MintFunc is called while Store.mu is held — callers must ensure mint can't deadlock by re-entering the pairing store. auth.Store.Mint satisfies this (separate mutex, no callbacks back into pairing).
func (*Store) Close ¶
func (s *Store) Close()
Close stops every per-request timer. Call on clean shutdown so the timer goroutines drain promptly. Safe to call multiple times.
func (*Store) CreateRequest ¶
func (s *Store) CreateRequest(deviceName, clientVersion, pollSecretHashHex, sourceIP, certFingerprint, deviceToken string) (Request, error)
CreateRequest stores a new Pending request and returns its snapshot (verification code + ID for the iOS POST response). Called from the /v1/pairing/requests handler.
func (*Store) Decline ¶
Decline transitions a Pending request to Declined and schedules the grace-window cleanup. Returns the post-transition snapshot.
func (*Store) Delete ¶
Delete removes a request after authenticating via pollSecret. Used by iOS for both user-cancel (Pending) and acknowledgment of token receipt (Approved). Idempotent at the HTTP layer — the handler maps ErrNotFound to 200 (already-deleted is success for an ack). The Store treats ErrNotFound as a real signal so callers can distinguish.
func (*Store) List ¶
List returns a snapshot of every request, for the admin Devices page. Sorted by CreatedAt ascending so the oldest pending shows first — admin tends to triage in arrival order, and the bounded list size (MaxPending = 16) makes the sort cost negligible.
func (*Store) Poll ¶
func (s *Store) Poll(id, pollSecret string) (PollResult, error)
Poll authenticates the caller via pollSecret (raw, base64url-ish bytes) and returns the current state. The token is included on every authorized poll while the state is Approved, NOT read-once — see the "Token delivery contract" in the package doc.
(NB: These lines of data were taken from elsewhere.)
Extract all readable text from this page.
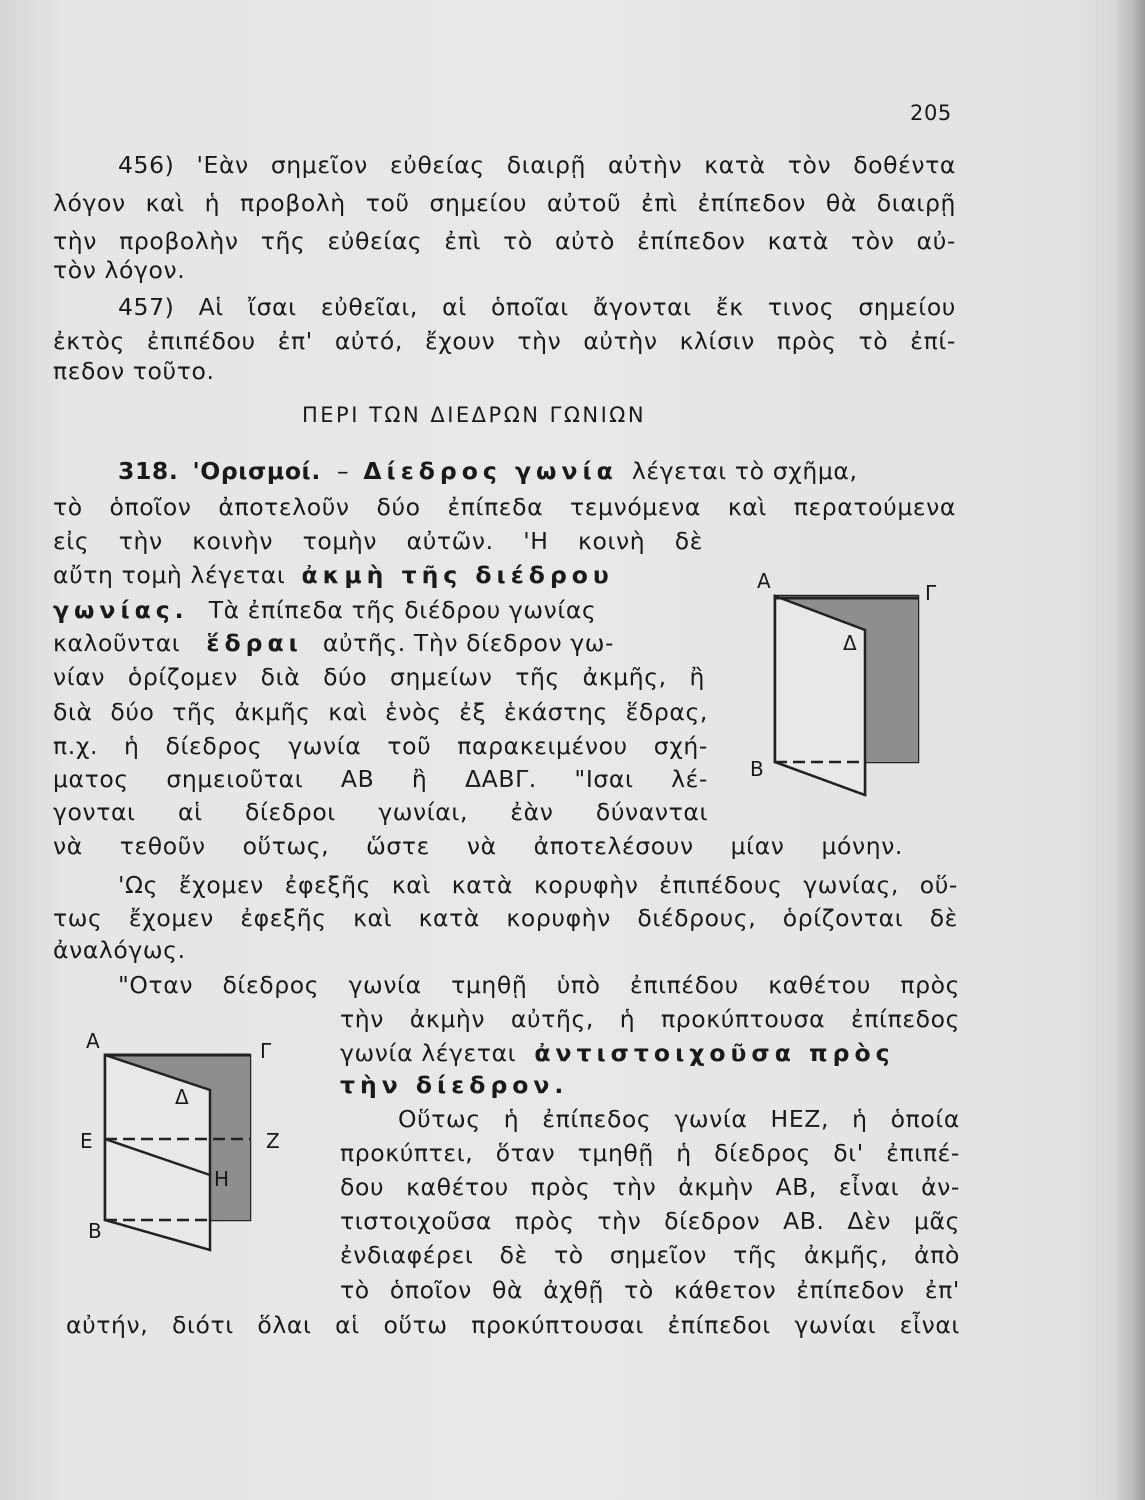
205
456) 'Εὰν σημεῖον εὐθείας διαιρῇ αὐτὴν κατὰ τὸν δοθέντα
λόγον καὶ ἡ προβολὴ τοῦ σημείου αὐτοῦ ἐπὶ ἐπίπεδον θὰ διαιρῇ
τὴν προβολὴν τῆς εὐθείας ἐπὶ τὸ αὐτὸ ἐπίπεδον κατὰ τὸν αὐ-
τὸν λόγον.
457) Αἱ ἴσαι εὐθεῖαι, αἱ ὁποῖαι ἄγονται ἔκ τινος σημείου
ἐκτὸς ἐπιπέδου ἐπ' αὐτό, ἔχουν τὴν αὐτὴν κλίσιν πρὸς τὸ ἐπί-
πεδον τοῦτο.
ΠΕΡΙ ΤΩΝ ΔΙΕΔΡΩΝ ΓΩΝΙΩΝ
318. 'Ορισμοί. – Δίεδρος γωνία λέγεται τὸ σχῆμα,
τὸ ὁποῖον ἀποτελοῦν δύο ἐπίπεδα τεμνόμενα καὶ περατούμενα
εἰς τὴν κοινὴν τομὴν αὐτῶν. 'Η κοινὴ δὲ
αὔτη τομὴ λέγεται ἀκμὴ τῆς διέδρου
γωνίας. Τὰ ἐπίπεδα τῆς διέδρου γωνίας
καλοῦνται ἕδραι αὐτῆς. Τὴν δίεδρον γω-
νίαν ὁρίζομεν διὰ δύο σημείων τῆς ἀκμῆς, ἢ
διὰ δύο τῆς ἀκμῆς καὶ ἑνὸς ἐξ ἑκάστης ἕδρας,
π.χ. ἡ δίεδρος γωνία τοῦ παρακειμένου σχή-
ματος σημειοῦται ΑΒ ἢ ΔΑΒΓ. "Ισαι λέ-
γονται αἱ δίεδροι γωνίαι, ἐὰν δύνανται
νὰ τεθοῦν οὕτως, ὥστε νὰ ἀποτελέσουν μίαν μόνην.
Α	Γ
Δ
Β
'Ως ἔχομεν ἐφεξῆς καὶ κατὰ κορυφὴν ἐπιπέδους γωνίας, οὕ-
τως ἔχομεν ἐφεξῆς καὶ κατὰ κορυφὴν διέδρους, ὁρίζονται δὲ
ἀναλόγως.
"Οταν δίεδρος γωνία τμηθῇ ὑπὸ ἐπιπέδου καθέτου πρὸς
τὴν ἀκμὴν αὐτῆς, ἡ προκύπτουσα ἐπίπεδος
γωνία λέγεται ἀντιστοιχοῦσα πρὸς
τὴν δίεδρον.
Οὕτως ἡ ἐπίπεδος γωνία ΗΕΖ, ἡ ὁποία
προκύπτει, ὅταν τμηθῇ ἡ δίεδρος δι' ἐπιπέ-
δου καθέτου πρὸς τὴν ἀκμὴν ΑΒ, εἶναι ἀν-
τιστοιχοῦσα πρὸς τὴν δίεδρον ΑΒ. Δὲν μᾶς
ἐνδιαφέρει δὲ τὸ σημεῖον τῆς ἀκμῆς, ἀπὸ
τὸ ὁποῖον θὰ ἀχθῇ τὸ κάθετον ἐπίπεδον ἐπ'
αὐτήν, διότι ὅλαι αἱ οὕτω προκύπτουσαι ἐπίπεδοι γωνίαι εἶναι
Α	Γ
Δ
Ε	Ζ
Η
Β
func (*Store) SetOnStateChange ¶
SetOnStateChange wires (or rewires) the callback fired AFTER every observable state transition (Approve, Decline, timer-driven Pending→ Expired). nil disables notification. cmd/bridge sets this after the SSE broker starts — the chicken-and-egg with apiSrv means Options can't carry the broker reference at construction time.
func (*Store) TTL ¶
TTL returns the configured Pending TTL as a Duration. Used by the admin handler to compute per-row countdowns.
func (*Store) TTLSeconds ¶
TTLSeconds returns the configured Pending TTL as whole seconds. Used by the iOS-facing handler so the POST response advertises the same window the Pending sweeper enforces. Floors at 1 for non-zero TTLs so a sub-second TTL (only used in tests) still surfaces a positive value.